“What’s a bunnywig, Blumpits?”

“A bunnywig—you’re not for knowing what a bunnywig is—and you, Ian Mor, too! A bunnywig is a kunak.”[5]

“And what did Blumpits do?”

“He got on the bunnywig, in the green fern, and rode on it into fairyland, and no one saw him go but a squirrel. But no, Eilidh, I am not wanting to hear about that now; and don’t be looking at my bed there, for I haven’t got the sleep upon me yet. Tell me the rest of the tale about Fionula and Aed and Fiachra and Conn.”

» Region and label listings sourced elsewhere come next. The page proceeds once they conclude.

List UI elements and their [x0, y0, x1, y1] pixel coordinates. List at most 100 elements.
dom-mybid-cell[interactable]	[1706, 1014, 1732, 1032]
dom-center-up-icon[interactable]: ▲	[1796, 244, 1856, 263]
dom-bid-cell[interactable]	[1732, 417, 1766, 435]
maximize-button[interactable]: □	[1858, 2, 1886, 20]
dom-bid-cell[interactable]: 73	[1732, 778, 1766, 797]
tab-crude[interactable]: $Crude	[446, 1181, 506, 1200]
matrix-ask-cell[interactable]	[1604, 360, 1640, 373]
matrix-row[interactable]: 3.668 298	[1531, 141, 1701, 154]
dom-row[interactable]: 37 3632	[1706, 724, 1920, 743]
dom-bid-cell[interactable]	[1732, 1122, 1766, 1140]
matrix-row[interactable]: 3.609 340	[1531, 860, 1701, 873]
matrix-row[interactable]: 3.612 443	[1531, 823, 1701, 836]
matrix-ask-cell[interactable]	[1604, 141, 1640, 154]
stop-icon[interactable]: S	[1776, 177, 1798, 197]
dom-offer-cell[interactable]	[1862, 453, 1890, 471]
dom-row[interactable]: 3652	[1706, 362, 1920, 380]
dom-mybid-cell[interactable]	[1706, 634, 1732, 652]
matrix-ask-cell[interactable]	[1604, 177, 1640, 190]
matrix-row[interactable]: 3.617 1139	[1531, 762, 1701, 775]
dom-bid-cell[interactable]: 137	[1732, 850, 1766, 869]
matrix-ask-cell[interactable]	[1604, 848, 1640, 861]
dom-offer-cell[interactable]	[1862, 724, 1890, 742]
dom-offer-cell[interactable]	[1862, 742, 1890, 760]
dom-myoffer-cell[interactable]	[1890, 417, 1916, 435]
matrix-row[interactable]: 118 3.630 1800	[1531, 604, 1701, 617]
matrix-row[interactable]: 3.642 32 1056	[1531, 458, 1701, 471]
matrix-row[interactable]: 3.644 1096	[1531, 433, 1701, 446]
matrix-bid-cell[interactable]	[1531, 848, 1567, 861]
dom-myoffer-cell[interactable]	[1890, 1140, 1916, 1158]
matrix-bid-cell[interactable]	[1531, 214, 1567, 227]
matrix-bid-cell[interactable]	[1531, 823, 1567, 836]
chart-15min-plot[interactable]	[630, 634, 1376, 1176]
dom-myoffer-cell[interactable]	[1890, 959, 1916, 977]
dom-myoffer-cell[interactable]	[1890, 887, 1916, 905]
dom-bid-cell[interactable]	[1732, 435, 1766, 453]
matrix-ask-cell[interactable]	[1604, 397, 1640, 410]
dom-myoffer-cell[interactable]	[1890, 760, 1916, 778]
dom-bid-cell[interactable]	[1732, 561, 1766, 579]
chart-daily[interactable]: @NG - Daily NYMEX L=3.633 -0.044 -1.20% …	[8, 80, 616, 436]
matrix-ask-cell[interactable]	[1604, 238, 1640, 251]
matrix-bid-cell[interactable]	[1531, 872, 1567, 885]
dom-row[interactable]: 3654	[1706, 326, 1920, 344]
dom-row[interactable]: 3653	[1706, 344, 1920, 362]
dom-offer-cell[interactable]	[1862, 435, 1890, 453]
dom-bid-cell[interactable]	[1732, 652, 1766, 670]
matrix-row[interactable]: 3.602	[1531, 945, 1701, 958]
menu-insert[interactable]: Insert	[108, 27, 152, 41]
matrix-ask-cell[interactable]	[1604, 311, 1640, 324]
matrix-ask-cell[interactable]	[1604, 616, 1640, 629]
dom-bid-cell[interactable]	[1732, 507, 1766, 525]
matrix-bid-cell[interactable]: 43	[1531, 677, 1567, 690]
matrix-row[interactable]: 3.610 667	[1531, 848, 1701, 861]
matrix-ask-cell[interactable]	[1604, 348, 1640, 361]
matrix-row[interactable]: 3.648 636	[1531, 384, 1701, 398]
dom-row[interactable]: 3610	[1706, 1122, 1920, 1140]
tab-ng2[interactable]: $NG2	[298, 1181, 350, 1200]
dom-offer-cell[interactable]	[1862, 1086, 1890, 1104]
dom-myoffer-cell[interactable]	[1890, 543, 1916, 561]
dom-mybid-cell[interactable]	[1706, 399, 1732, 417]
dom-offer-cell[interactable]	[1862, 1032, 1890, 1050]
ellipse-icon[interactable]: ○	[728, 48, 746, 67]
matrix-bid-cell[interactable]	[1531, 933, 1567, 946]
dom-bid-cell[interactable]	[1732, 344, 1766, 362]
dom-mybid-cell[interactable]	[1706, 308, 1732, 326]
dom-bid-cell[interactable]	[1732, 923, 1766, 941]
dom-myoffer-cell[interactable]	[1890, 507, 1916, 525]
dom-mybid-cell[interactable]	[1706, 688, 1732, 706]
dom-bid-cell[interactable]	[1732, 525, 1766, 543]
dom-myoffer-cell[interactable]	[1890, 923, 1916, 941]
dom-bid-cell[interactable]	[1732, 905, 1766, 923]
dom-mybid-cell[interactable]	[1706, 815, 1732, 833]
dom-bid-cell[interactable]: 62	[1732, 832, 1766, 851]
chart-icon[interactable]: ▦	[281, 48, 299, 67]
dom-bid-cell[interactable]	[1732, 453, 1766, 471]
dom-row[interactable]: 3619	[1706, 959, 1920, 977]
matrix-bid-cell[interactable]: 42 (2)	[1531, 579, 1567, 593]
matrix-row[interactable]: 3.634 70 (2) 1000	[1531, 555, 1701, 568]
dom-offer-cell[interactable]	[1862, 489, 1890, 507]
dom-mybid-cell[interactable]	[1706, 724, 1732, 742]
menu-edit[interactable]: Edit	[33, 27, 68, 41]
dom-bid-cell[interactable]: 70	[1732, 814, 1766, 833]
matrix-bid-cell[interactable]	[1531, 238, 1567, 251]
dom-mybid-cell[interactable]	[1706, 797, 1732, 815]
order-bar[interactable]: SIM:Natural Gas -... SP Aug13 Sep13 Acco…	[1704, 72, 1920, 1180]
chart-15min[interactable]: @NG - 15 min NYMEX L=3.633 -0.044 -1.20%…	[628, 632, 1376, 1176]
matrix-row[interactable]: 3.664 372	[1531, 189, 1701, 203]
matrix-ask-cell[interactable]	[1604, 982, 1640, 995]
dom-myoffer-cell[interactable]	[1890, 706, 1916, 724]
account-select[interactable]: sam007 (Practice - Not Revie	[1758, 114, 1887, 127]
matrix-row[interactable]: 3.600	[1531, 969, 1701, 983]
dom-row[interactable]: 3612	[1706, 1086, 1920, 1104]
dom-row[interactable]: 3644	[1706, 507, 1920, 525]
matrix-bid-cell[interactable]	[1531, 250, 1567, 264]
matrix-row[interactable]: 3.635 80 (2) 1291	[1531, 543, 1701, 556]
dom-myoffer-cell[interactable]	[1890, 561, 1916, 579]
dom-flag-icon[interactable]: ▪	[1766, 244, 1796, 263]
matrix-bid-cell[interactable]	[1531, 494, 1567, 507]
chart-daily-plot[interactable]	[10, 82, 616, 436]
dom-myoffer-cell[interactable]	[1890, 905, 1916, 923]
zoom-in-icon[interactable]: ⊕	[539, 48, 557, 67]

“I wonder, now, if that’s because you really want to hear, or if it’s because you don’t want to be sent to bed?”

Peterkin had kicked aside his shoes, and taken off his socks, and was warming his feet at the fire. His body was bent nearly double, as he looked round, clutching the while his big toe in the hollow of his tiny fist.

“O Eilidh,” he said reproachfully, but with a light of such mischief in his eyes that Eilidh laughed. Then stooping, she took him on her lap, and after a few seconds, when all three looked idly and dreamily into the red fanwave in the heart of the peats, her lips moved again to the sorrowful sweet tale of the Children of Lir.

* * * * *

Year after year passed for the four swans that were the children of Lir. On that bleak and lonely sea of the Moyle they saw none of their own kind from year’s end to year’s end: only the sea-mew and the cormorant, the gannet and the tern, the slow droves of the pollack, the travelling schools of mackerel and herring, the swift seals migrating from isle to isle. With each Spring they saw the great solanders and wild swans flying northward towards the polar seas: thence, at the first days of winter, they saw them again flying southward, athirst for the thin blue wine of unfrozen seas.

There was no change save the changefulness of the seasons; the grey-black wave of winter lapsed into the grey-blue wave of spring, and out of the dark-blue wave of summer grew the grey-green wave of autumn.